My husband and I have been married three years. Recently I found out he's been texting his ex-girlfriend pretty regularly—like, multiple times a week. Nothing explicit, but they're sharing memes, asking about each other's days, and he calls her by a nickname he used to use when they were dating. When I brought it up, he got defensive and said I was being insecure and controlling. He said they're "just friends" and that I need to get over it. I trust him (I think?), but something feels really wrong here. Am I crazy?

—Unsettled in Raleigh


You're not crazy. But you might be looking at the wrong problem.

Here's the thing: your husband might actually believe they're "just friends." People are excellent at convincing themselves of things that let them avoid difficult conversations. The nickname, the frequency, the inside jokes—none of that has to be sexual to be a problem. What matters is that you told him you felt uncomfortable, and his response was to shut you down and call you insecure.

That's the real issue. Not the texts. The dismissal.

I've watched a lot of marriages survive contact with exes. I've also watched a lot survive a lot worse. The couples that make it are the ones who can say, "Your feelings matter to me, even if I don't fully understand them." Your husband said the opposite. He decided his relationship with his ex was worth defending more than your peace of mind was worth investigating.

Now, let's talk about you for a second: you said you trust him "I think?" That question mark is doing a lot of work. You don't sound unsure because he's texting an ex. You sound unsure because he responded to your vulnerability by making you the bad guy. That's gaslighting-adjacent, whether he meant it to be or not.

Here's what I know: some people can have healthy friendships with exes. Some people cannot. Most people fall somewhere in the middle, where it's possible but requires clear boundaries and constant communication with a partner. Your husband skipped all of that and went straight to "you're being controlling."

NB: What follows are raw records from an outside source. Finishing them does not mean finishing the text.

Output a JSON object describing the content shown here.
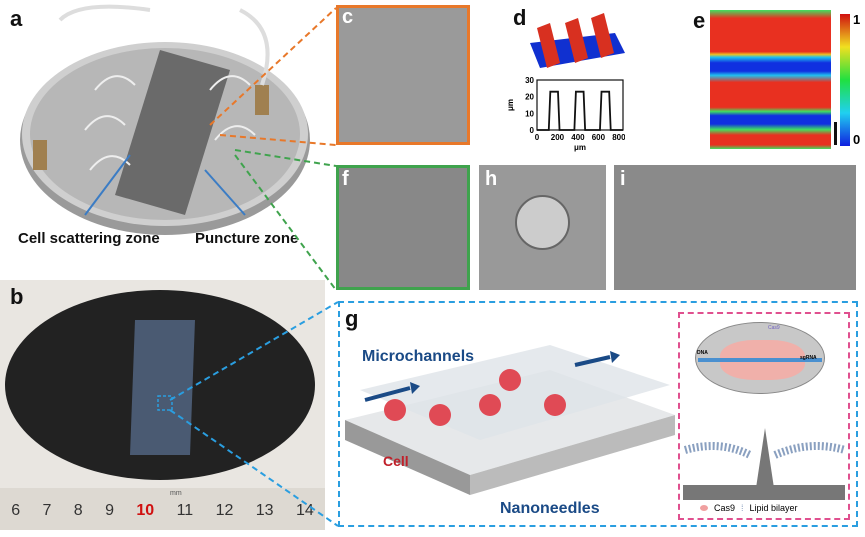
{
  "panels": {
    "a": {
      "label": "a",
      "annotations": [
        "Cell scattering zone",
        "Puncture zone"
      ]
    },
    "b": {
      "label": "b",
      "ruler_numbers": [
        "6",
        "7",
        "8",
        "9",
        "10",
        "11",
        "12",
        "13",
        "14"
      ],
      "ruler_unit": "mm",
      "highlight_number": "10"
    },
    "c": {
      "label": "c"
    },
    "d": {
      "label": "d"
    },
    "e": {
      "label": "e",
      "colorbar_max": "1",
      "colorbar_min": "0"
    },
    "f": {
      "label": "f"
    },
    "h": {
      "label": "h"
    },
    "i": {
      "label": "i"
    },
    "g": {
      "label": "g",
      "microchannels": "Microchannels",
      "cell": "Cell",
      "nanoneedles": "Nanoneedles",
      "inset": {
        "dna": "DNA",
        "cas9_top": "Cas9",
        "sgrna": "sgRNA",
        "legend_cas9": "Cas9",
        "legend_lipid": "Lipid bilayer"
      }
    }
  },
  "colors": {
    "orange": "#e8782a",
    "green": "#3fa34d",
    "blue": "#2a9ee0",
    "pink": "#e0508f",
    "navy": "#1a4a86"
  },
  "chart_data": {
    "type": "line",
    "xlabel": "μm",
    "ylabel": "μm",
    "xlim": [
      0,
      840
    ],
    "ylim": [
      0,
      30
    ],
    "xticks": [
      "0",
      "200",
      "400",
      "600",
      "800"
    ],
    "yticks": [
      "0",
      "10",
      "20",
      "30"
    ],
    "series": [
      {
        "x": [
          0,
          115,
          130,
          205,
          220,
          365,
          380,
          455,
          470,
          615,
          630,
          705,
          720,
          840
        ],
        "y": [
          0,
          0,
          23,
          23,
          0,
          0,
          23,
          23,
          0,
          0,
          23,
          23,
          0,
          0
        ]
      }
    ]
  }
}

This isn't about whether the friendship itself is appropriate. It's about whether your husband can hear you when something hurts, and whether he's willing to adjust his behavior—not for her, but for you. That's marriage.

What you actually need to know: Does he care more about proving you wrong or about making you feel secure? Because those are your two futures.

Your one actionable step: Don't bring up the ex again yet. Instead, tell him you need to have a bigger conversation about how he responded when you raised a concern—not about whether he's right or wrong about the friendship, but about how he made you feel when you were vulnerable. If he can listen to that without getting defensive, you have something to work with. If he does it again, you have your answer.